Presence is a kinetic scultpure that use pose estimation powered by PoseNet to perceive and mimic the form of the viewer. It was shown at the 2018 Makerfaire.

Background: for my final project for Intro to Physical Computing and Design for Digital Fabrication at ITP, I created Presence, a kinetic sculpture that moved in the direction of a viewers gaze. It used a gaze detection convolutional neaural network to estimate gaze position for a single user. I showed this installation at the 2017 ITP Winter Show.

View this post on Instagram

Controlling Presence just with her eyes. #computervision #gaze #kineticsculpture #itp #itpwintershow

A post shared by Dan (@dan_oved) on

I observed users interacting with the project and noticed they had difficulty understanding how to control the structure with their gaze. They needed specific instructions and often coaching. Without any instruction, the most natural instinct for people was to go up and wave their arms or move in front of it. Children were the most telling - they would move rotate their faces and heads left and right instead of their eyes, which would prevent it from working at all because for the gaze detection to work the front of the face must be visible to the camera.

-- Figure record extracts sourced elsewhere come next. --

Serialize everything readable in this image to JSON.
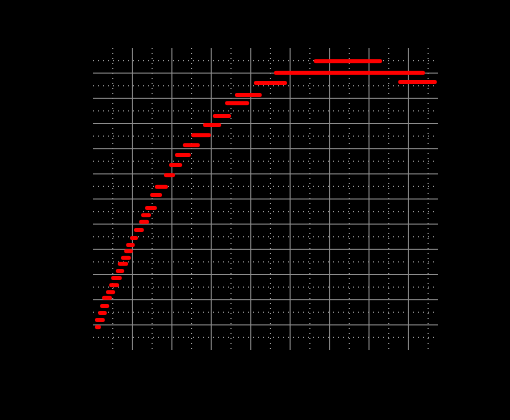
{
  "chart_data": {
    "type": "segments",
    "color": "#ff0000",
    "grid": true,
    "xlim": [
      0,
      8.75
    ],
    "ylim": [
      0,
      12
    ],
    "xticks": [
      1,
      2,
      3,
      4,
      5,
      6,
      7,
      8
    ],
    "yticks": [
      1,
      2,
      3,
      4,
      5,
      6,
      7,
      8,
      9,
      10,
      11
    ],
    "xminor": [
      0.5,
      1.5,
      2.5,
      3.5,
      4.5,
      5.5,
      6.5,
      7.5,
      8.5
    ],
    "yminor": [
      0.5,
      1.5,
      2.5,
      3.5,
      4.5,
      5.5,
      6.5,
      7.5,
      8.5,
      9.5,
      10.5,
      11.5
    ],
    "segments": [
      {
        "x": [
          0.1,
          0.15
        ],
        "y": 0.91
      },
      {
        "x": [
          0.1,
          0.25
        ],
        "y": 1.19
      },
      {
        "x": [
          0.18,
          0.3
        ],
        "y": 1.47
      },
      {
        "x": [
          0.23,
          0.36
        ],
        "y": 1.75
      },
      {
        "x": [
          0.28,
          0.43
        ],
        "y": 2.07
      },
      {
        "x": [
          0.38,
          0.51
        ],
        "y": 2.3
      },
      {
        "x": [
          0.46,
          0.61
        ],
        "y": 2.58
      },
      {
        "x": [
          0.51,
          0.68
        ],
        "y": 2.86
      },
      {
        "x": [
          0.63,
          0.74
        ],
        "y": 3.14
      },
      {
        "x": [
          0.68,
          0.84
        ],
        "y": 3.42
      },
      {
        "x": [
          0.76,
          0.91
        ],
        "y": 3.66
      },
      {
        "x": [
          0.84,
          0.96
        ],
        "y": 3.93
      },
      {
        "x": [
          0.89,
          1.01
        ],
        "y": 4.17
      },
      {
        "x": [
          0.99,
          1.09
        ],
        "y": 4.45
      },
      {
        "x": [
          1.09,
          1.24
        ],
        "y": 4.77
      },
      {
        "x": [
          1.22,
          1.37
        ],
        "y": 5.09
      },
      {
        "x": [
          1.27,
          1.42
        ],
        "y": 5.36
      },
      {
        "x": [
          1.37,
          1.57
        ],
        "y": 5.64
      },
      {
        "x": [
          1.5,
          1.7
        ],
        "y": 6.16
      },
      {
        "x": [
          1.62,
          1.85
        ],
        "y": 6.48
      },
      {
        "x": [
          1.85,
          2.03
        ],
        "y": 6.95
      },
      {
        "x": [
          1.98,
          2.21
        ],
        "y": 7.35
      },
      {
        "x": [
          2.13,
          2.43
        ],
        "y": 7.75
      },
      {
        "x": [
          2.33,
          2.66
        ],
        "y": 8.14
      },
      {
        "x": [
          2.54,
          2.94
        ],
        "y": 8.54
      },
      {
        "x": [
          2.84,
          3.2
        ],
        "y": 8.94
      },
      {
        "x": [
          3.09,
          3.45
        ],
        "y": 9.3
      },
      {
        "x": [
          3.4,
          3.91
        ],
        "y": 9.81
      },
      {
        "x": [
          3.65,
          4.23
        ],
        "y": 10.13
      },
      {
        "x": [
          4.13,
          4.87
        ],
        "y": 10.61
      },
      {
        "x": [
          4.64,
          8.37
        ],
        "y": 11.01
      },
      {
        "x": [
          7.79,
          8.67
        ],
        "y": 10.65
      },
      {
        "x": [
          5.65,
          7.28
        ],
        "y": 11.48
      }
    ]
  }
}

Fast-forward to fall of 2018, I submitted and was accepted to show this installation at the 2018 MakerFaire. I then realized it would be great to try out using gestures from human poses as control, as from my observations this fit in more naturally to how users expect to interact with something like this.

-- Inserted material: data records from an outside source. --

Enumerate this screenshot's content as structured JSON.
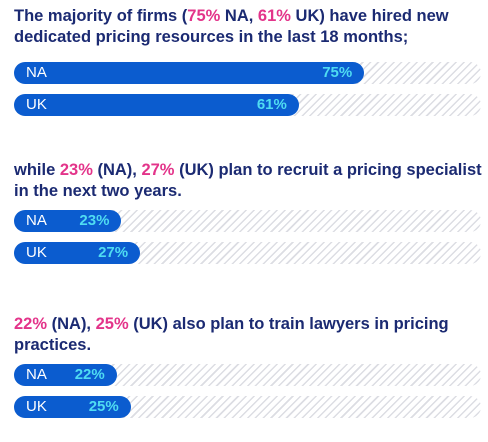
{
  "sections": [
    {
      "heading": {
        "pre": "The majority of firms (",
        "h1": "75%",
        "mid": " NA, ",
        "h2": "61%",
        "post": " UK) have hired new dedicated pricing resources in the last 18 months;"
      },
      "bars": [
        {
          "label": "NA",
          "value": 75,
          "text": "75%"
        },
        {
          "label": "UK",
          "value": 61,
          "text": "61%"
        }
      ]
    },
    {
      "heading": {
        "pre": "while ",
        "h1": "23%",
        "mid": " (NA), ",
        "h2": "27%",
        "post": " (UK) plan to recruit a pricing specialist in the next two years."
      },
      "bars": [
        {
          "label": "NA",
          "value": 23,
          "text": "23%"
        },
        {
          "label": "UK",
          "value": 27,
          "text": "27%"
        }
      ]
    },
    {
      "heading": {
        "pre": "",
        "h1": "22%",
        "mid": " (NA), ",
        "h2": "25%",
        "post": " (UK) also plan to train lawyers in pricing practices."
      },
      "bars": [
        {
          "label": "NA",
          "value": 22,
          "text": "22%"
        },
        {
          "label": "UK",
          "value": 25,
          "text": "25%"
        }
      ]
    }
  ],
  "colors": {
    "fill": "#0b5ccf",
    "value_text": "#4fdcf2",
    "heading": "#1b2a72",
    "highlight": "#e3348a"
  },
  "chart_data": [
    {
      "type": "bar",
      "categories": [
        "NA",
        "UK"
      ],
      "values": [
        75,
        61
      ],
      "xlim": [
        0,
        100
      ]
    },
    {
      "type": "bar",
      "categories": [
        "NA",
        "UK"
      ],
      "values": [
        23,
        27
      ],
      "xlim": [
        0,
        100
      ]
    },
    {
      "type": "bar",
      "categories": [
        "NA",
        "UK"
      ],
      "values": [
        22,
        25
      ],
      "xlim": [
        0,
        100
      ]
    }
  ]
}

Having worked on the PoseNet machine learning model in the spring, and having learned TouchDesigner over the summer, I switched the application to control the installation from Processing to TouchDesigner, and changed the form of control from following a gaze position to mimicking the structure of the arms and the shoulders of the person in front of the sculpture.

I also built a tool PoseNet for Installations which would download the pre-trained models so that they can be loaded offline, and would perform pose estimation and broadcast the detected keypoints over websocket. It also would bundle the application into an executable so that it could be opened on a windows machine. This allowed me to use a high powered MSI laptop from ITP, use PoseNet work without an internet connection, and receive estimated pose keypoints in TouchDesigner.

I also integrated a MiDi controller to easily make the program change from a non-interactive mode with animations, to an interactive mode controlled by a single person.

I initially wanted to hide the screen showing the pose estimation results but when setting it up people walking by saw it and were amazed at how well it worked - I decided to leave this screen visible during the show and it was a great choice because people loved to see it and it helped them understand how the installation worked.

Showing the results of PoseNet on a screen proved to greatly help explain how the installation worked.

One of the main challenges I had was that while PoseNet can work with multiple people, the installation was designed to work with only one person. Additionally, PoseNet can not associate the same person to the same pose between frames - the returned poses are ordered by confidence score. So often the pose would jump between the keypoints of different people, causing a jittery effect.

I tried a few things to get it to work with the main person interacting with it. One of the things I tried was selecting the person with the bounding box closest to the center. This didn’t work well because if someone was standing behind and was closer to the center, they were the one selected. The solution I settled on was selecting the person with the lowest bottom of the bounding box, which is essentially the person closest to the installation. This worked pretty well unless the person was too close, or other people stood next to the person but slightly in front of them.

The installation would get glitchy when multiple people stood next to each other in front of it, as it would jump between having each of them control it. It proved challenging to have the same person control it between each frame.

This glitchiness in selecting the right person, and the fact that the installation itself didnt work perfectly ended up being a blessing in disguise because when people tried for a while to figure out how it worked, it resulted in insteresting behavior. If it had just worked well I theorize people would have gone up to it, been satisfied, and walked away. This sort of delayed gratification that people got when it finally worked I believe increased the engagement time and resulting in more interesting behavior. Additionally, observing how kids wanted to interact with it when they had the freedom to behave how they wanted in front of the camera brought out some really funny behavior.

It was inspiring to see the many different ways people interacted with it and I look forward to continuing this work further.